Module containing CSVSource class.

CSVSource class handles loading of CSV data.

Classes

CSVSource

class CSVSource(    *args: Any,    data_splitter: Optional[DatasetSplitter] = None,    seed: Optional[int] = None,    modifiers: Optional[Dict[str, DataPathModifiers]] = None,    ignore_cols: Optional[Union[str, Sequence[str]]] = None,    **kwargs: Any,):

Data source for loading csv files.

Arguments

  • path: The path or URL to the csv file.
  • `read_csv_kwargs**: Additional arguments to be passed to pandas.read_csv`.

Methods


def get_data(self, **kwargs: Any)> pandas.core.frame.DataFrame:

Loads and returns data from CSV dataset.

Returns A DataFrame-type object which contains the data.

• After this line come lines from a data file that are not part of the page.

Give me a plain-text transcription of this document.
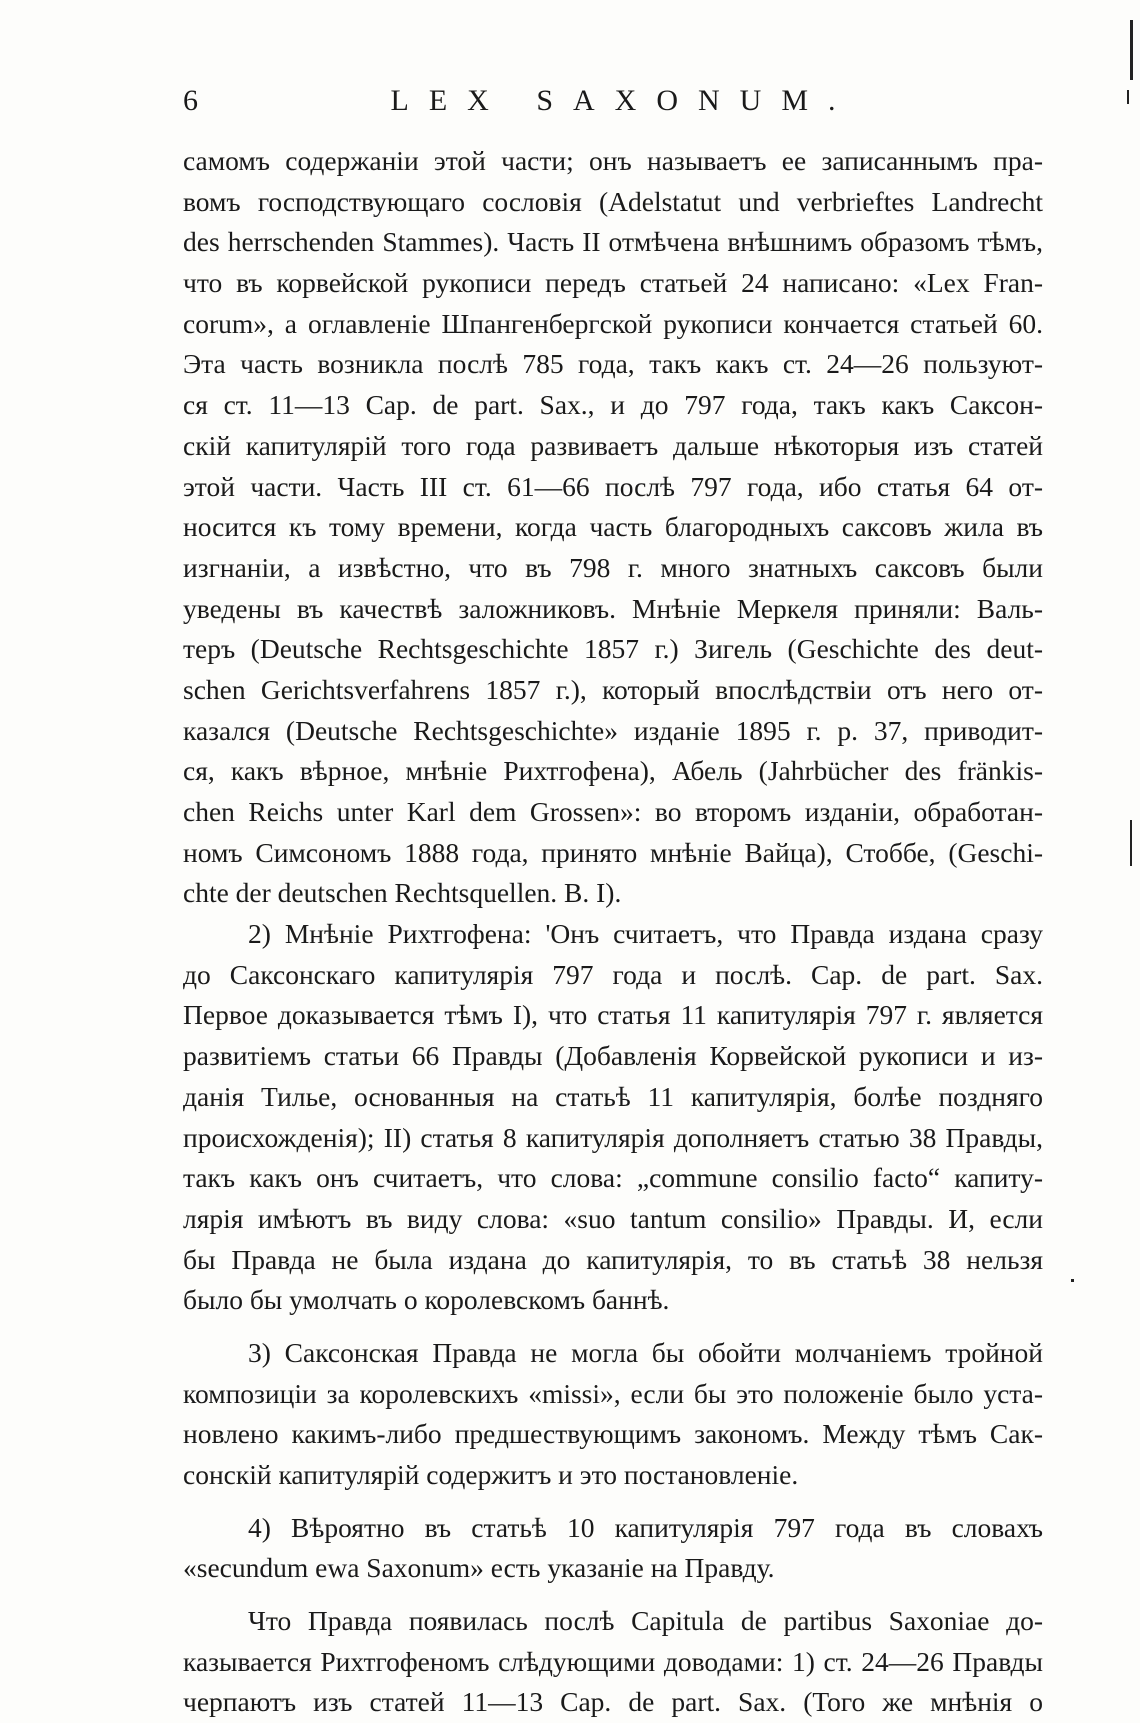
6	LEX SAXONUM.
самомъ содержаніи этой части; онъ называетъ ее записаннымъ пра-
вомъ господствующаго сословія (Adelstatut und verbrieftes Landrecht
des herrschenden Stammes). Часть II отмѣчена внѣшнимъ образомъ тѣмъ,
что въ корвейской рукописи передъ статьей 24 написано: «Lex Fran-
corum», а оглавленіе Шпангенбергской рукописи кончается статьей 60.
Эта часть возникла послѣ 785 года, такъ какъ ст. 24—26 пользуют-
ся ст. 11—13 Cap. de part. Sax., и до 797 года, такъ какъ Саксон-
скій капитулярій того года развиваетъ дальше нѣкоторыя изъ статей
этой части. Часть III ст. 61—66 послѣ 797 года, ибо статья 64 от-
носится къ тому времени, когда часть благородныхъ саксовъ жила въ
изгнаніи, а извѣстно, что въ 798 г. много знатныхъ саксовъ были
уведены въ качествѣ заложниковъ. Мнѣніе Меркеля приняли: Валь-
теръ (Deutsche Rechtsgeschichte 1857 г.) Зигель (Geschichte des deut-
schen Gerichtsverfahrens 1857 г.), который впослѣдствіи отъ него от-
казался (Deutsche Rechtsgeschichte» изданіе 1895 г. p. 37, приводит-
ся, какъ вѣрное, мнѣніе Рихтгофена), Абель (Jahrbücher des fränkis-
chen Reichs unter Karl dem Grossen»: во второмъ изданіи, обработан-
номъ Симсономъ 1888 года, принято мнѣніе Вайца), Стоббе, (Geschi-
chte der deutschen Rechtsquellen. B. I).
2) Мнѣніе Рихтгофена: 'Онъ считаетъ, что Правда издана сразу
до Саксонскаго капитулярія 797 года и послѣ. Cap. de part. Sax.
Первое доказывается тѣмъ I), что статья 11 капитулярія 797 г. является
развитіемъ статьи 66 Правды (Добавленія Корвейской рукописи и из-
данія Тилье, основанныя на статьѣ 11 капитулярія, болѣе поздняго
происхожденія); II) статья 8 капитулярія дополняетъ статью 38 Правды,
такъ какъ онъ считаетъ, что слова: „commune consilio facto“ капиту-
лярія имѣютъ въ виду слова: «suo tantum consilio» Правды. И, если
бы Правда не была издана до капитулярія, то въ статьѣ 38 нельзя
было бы умолчать о королевскомъ баннѣ.
3) Саксонская Правда не могла бы обойти молчаніемъ тройной
композиціи за королевскихъ «missi», если бы это положеніе было уста-
новлено какимъ-либо предшествующимъ закономъ. Между тѣмъ Сак-
сонскій капитулярій содержитъ и это постановленіе.
4) Вѣроятно въ статьѣ 10 капитулярія 797 года въ словахъ
«secundum ewa Saxonum» есть указаніе на Правду.
Что Правда появилась послѣ Capitula de partibus Saxoniae до-
казывается Рихтгофеномъ слѣдующими доводами: 1) ст. 24—26 Правды
черпаютъ изъ статей 11—13 Cap. de part. Sax. (Того же мнѣнія о
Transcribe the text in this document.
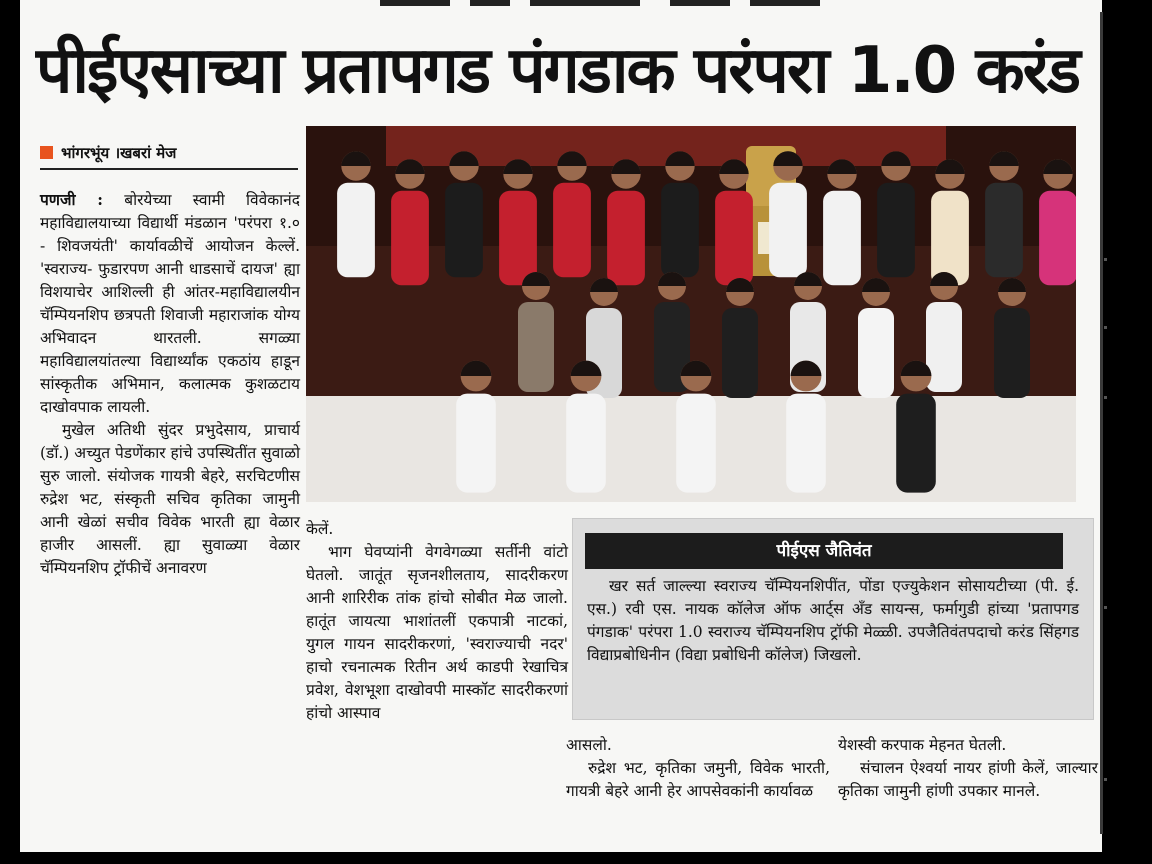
पीईएसाच्या प्रतापगड पंगडाक परंपरा 1.0 करंड
भांगरभूंय ।खबरां मेज

पणजी : बोरयेच्या स्वामी विवेकानंद महाविद्यालयाच्या विद्यार्थी मंडळान 'परंपरा १.० - शिवजयंती' कार्यावळीचें आयोजन केल्लें. 'स्वराज्य- फुडारपण आनी धाडसाचें दायज' ह्या विशयाचेर आशिल्ली ही आंतर-महाविद्यालयीन चॅम्पियनशिप छत्रपती शिवाजी महाराजांक योग्य अभिवादन थारतली. सगळ्या महाविद्यालयांतल्या विद्यार्थ्यांक एकठांय हाडून सांस्कृतीक अभिमान, कलात्मक कुशळटाय दाखोवपाक लायली.

मुखेल अतिथी सुंदर प्रभुदेसाय, प्राचार्य (डॉ.) अच्युत पेडणेंकार हांचे उपस्थितींत सुवाळो सुरु जालो. संयोजक गायत्री बेहरे, सरचिटणीस रुद्रेश भट, संस्कृती सचिव कृतिका जामुनी आनी खेळां सचीव विवेक भारती ह्या वेळार हाजीर आसलीं. ह्या सुवाळ्या वेळार चॅम्पियनशिप ट्रॉफीचें अनावरण

केलें.

भाग घेवप्यांनी वेगवेगळ्या सर्तीनी वांटो घेतलो. जातूंत सृजनशीलताय, सादरीकरण आनी शारिरीक तांक हांचो सोबीत मेळ जालो. हातूंत जायत्या भाशांतलीं एकपात्री नाटकां, युगल गायन सादरीकरणां, 'स्वराज्याची नदर' हाचो रचनात्मक रितीन अर्थ काडपी रेखाचित्र प्रवेश, वेशभूशा दाखोवपी मास्कॉट सादरीकरणां हांचो आस्पाव

पीईएस जैतिवंत

खर सर्त जाल्ल्या स्वराज्य चॅम्पियनशिपींत, पोंडा एज्युकेशन सोसायटीच्या (पी. ई. एस.) रवी एस. नायक कॉलेज ऑफ आर्ट्स अँड सायन्स, फर्मागुडी हांच्या 'प्रतापगड पंगडाक' परंपरा 1.0 स्वराज्य चॅम्पियनशिप ट्रॉफी मेळ्ळी. उपजैतिवंतपदाचो करंड सिंहगड विद्याप्रबोधिनीन (विद्या प्रबोधिनी कॉलेज) जिखलो.

आसलो.

रुद्रेश भट, कृतिका जमुनी, विवेक भारती, गायत्री बेहरे आनी हेर आपसेवकांनी कार्यावळ

येशस्वी करपाक मेहनत घेतली.

संचालन ऐश्वर्या नायर हांणी केलें, जाल्यार कृतिका जामुनी हांणी उपकार मानले.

def get_values(self, col_names: List[str], **kwargs: Any)> Dict[str, Iterable[Any]]:

Get distinct values from columns in CSV dataset.

Arguments

  • col_names: The list of the columns whose distinct values should be returned.

Returns The distinct values of the requested column as a mapping from col name to a series of distinct values.

Variables

  • multi_table : bool - Attribute to specify whether the datasource is multi table.